While the official general election vote total has yet to be confirmed by the Associated Press with Michigan’s results still unofficial, Republican nominee Donald Trump received a clear majority of the electoral votes by the early hours Wednesday morning despite losing the popular vote to Democratic nominee Hillary Clinton. The results for the two major parties were surprising given the overwhelming number of polls that showed Clinton winning key swing states, but the sharp uptick in votes for third-party candidates also raised interest, particularly in a year that saw the lowest voter turnout in 20 years.
Stein and Johnson's numbers saw a major bump this year compared to recent elections. Roughly 128 million people cast a ballot, with estimates that 57.9 percent of eligible voters voted—a number down from 58.6 percent in 2012 and 61.6 percent in 2008, and mostly due to voter dissatisfaction.
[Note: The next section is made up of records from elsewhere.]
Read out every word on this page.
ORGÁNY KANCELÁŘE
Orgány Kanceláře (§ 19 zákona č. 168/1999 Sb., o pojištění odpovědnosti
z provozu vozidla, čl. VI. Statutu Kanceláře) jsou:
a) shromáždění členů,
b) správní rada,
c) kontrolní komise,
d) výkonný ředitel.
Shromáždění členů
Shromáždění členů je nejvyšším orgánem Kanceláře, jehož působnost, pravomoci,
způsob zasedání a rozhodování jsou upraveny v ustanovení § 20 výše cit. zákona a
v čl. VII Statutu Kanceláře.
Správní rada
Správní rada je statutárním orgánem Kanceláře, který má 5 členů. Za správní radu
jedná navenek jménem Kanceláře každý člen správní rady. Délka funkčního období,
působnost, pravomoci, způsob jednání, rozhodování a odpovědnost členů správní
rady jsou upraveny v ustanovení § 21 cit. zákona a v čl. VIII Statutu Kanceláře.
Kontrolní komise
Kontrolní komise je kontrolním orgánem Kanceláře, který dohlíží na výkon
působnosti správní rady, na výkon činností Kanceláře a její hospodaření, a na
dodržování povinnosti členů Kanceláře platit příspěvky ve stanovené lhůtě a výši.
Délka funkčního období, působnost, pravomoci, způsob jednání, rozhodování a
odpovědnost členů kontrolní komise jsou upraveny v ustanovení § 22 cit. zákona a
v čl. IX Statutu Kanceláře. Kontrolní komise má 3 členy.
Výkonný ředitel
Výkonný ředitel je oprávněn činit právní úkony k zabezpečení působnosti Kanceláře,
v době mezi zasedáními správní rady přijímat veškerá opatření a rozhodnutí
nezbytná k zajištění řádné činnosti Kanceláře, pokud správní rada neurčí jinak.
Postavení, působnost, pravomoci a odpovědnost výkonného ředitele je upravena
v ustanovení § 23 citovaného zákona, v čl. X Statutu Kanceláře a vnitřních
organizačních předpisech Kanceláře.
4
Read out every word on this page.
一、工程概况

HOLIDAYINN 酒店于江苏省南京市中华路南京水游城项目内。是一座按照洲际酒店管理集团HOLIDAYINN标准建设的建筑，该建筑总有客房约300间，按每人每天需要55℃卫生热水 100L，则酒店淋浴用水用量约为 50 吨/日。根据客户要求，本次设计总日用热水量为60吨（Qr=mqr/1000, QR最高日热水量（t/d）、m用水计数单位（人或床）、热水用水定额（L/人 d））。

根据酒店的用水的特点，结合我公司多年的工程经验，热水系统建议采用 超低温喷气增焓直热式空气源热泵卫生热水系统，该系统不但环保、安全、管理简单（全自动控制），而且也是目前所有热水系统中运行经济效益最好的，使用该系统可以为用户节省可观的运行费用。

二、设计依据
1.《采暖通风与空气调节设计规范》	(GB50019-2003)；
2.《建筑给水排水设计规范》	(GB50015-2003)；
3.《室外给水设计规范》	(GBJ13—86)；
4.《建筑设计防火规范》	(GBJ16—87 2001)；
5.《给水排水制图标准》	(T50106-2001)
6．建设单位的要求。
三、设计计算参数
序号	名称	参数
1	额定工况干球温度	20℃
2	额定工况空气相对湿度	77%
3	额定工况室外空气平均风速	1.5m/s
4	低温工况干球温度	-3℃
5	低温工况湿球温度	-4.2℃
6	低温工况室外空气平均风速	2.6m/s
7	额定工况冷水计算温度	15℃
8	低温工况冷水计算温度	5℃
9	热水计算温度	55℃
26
Though neither Johnson nor Stein won a state, there has been increased scrutiny over whether either candidate siphoned votes from Clinton in states that could have lifted her from the 232 electoral votes to the 270 needed. Voters from outside the two major parties, which accounted for more than 5 percent of the electorate, may have had their largest impact since the 2000 election, when Green Party nominee Ralph Nader received 2.6 percent of the vote. Some have blamed Nader’s candidacy for taking votes away from Al Gore in a tightly contested victory for George W. Bush.
Trump won by slim margins in pivotal swing states like Florida, Wisconsin, Michigan, Pennsylvania and Ohio, which raises the question if either Johnson or Stein played "spoiler." In some cases, Johnson and Stein received more votes than Trump's margin of victory over Clinton.
It’s important to note that it’s unclear how third-party voters would have voted if the choices were just Clinton and Trump. But breaking down Trump’s win in the top battleground states, while taking into account Johnson and Stein vote totals, sheds light on the role third-party votes play in a close election.
Florida and Pennsylvania account for a total of 49 electoral votes, and more than the 38 Clinton fell short of in the race for 270.
Trump defeated Clinton in Florida by a margin of 119,770 votes. Johnson alone took more than that (206,007 votes), while Stein took another 64,019. If only half of Florida’s third-party voters had chosen Clinton, she would have taken the state’s 29 electoral votes.
Trump won Pennsylvania with a total of 2,912,941 votes compared to Clinton’s 2,884,705, a difference of 68,236 votes. Johnson took more votes than the difference by himself, receiving 2.4 percent of the state, or 142,653 votes, but Stein received just 0.8 percent, or 48,912 votes.
Though Michigan's official vote tally awaits approval from the AP, Trump appears to have taken the state and its 16 electoral votes by less than a half-percent, receiving only 11,423 more votes than Clinton. Johnson won far more of the state’s votes than that, closing out with 173,023 votes, while Stein received 50,690.
The margin was also slim in Wisconsin (11 electoral votes), with Trump winning by only 27,257 votes, receiving 1,409,467 to Clinton’s 1,382,210. Stein alone got more votes than Trump’s margin, receiving 30,980 votes, while Johnson received 106,442 votes.
But Trump won Ohio by more than the two third-party candidates combined. The Republican nominee received 2,771,984 votes, compared to Clinton’s 2,317,001, or a difference of 454,983 votes. Johnson took home 168,599 votes in the state and Stein received 44,310.
It's important to note that Stein alone did not cost Clinton enough electoral votes to overtake Trump. If every Stein voter in Michigan and Wisconsin, two states that have been voted for Democrats since 1992, switched their votes to Clinton, she would have added just 26 electoral votes and would still only have had 258 compared to Trump's 280.
Johnson, meanwhile, may have played a much larger role in the election outcome. But he didn't seem bothered by the idea that he may have played "spoiler."
“If I supported either one, I would not be running,” he told the Albuquerque Journal Tuesday. “I find it flattering that both sides are saying I’m taking votes from them. I think Libertarians take the best from both sides.”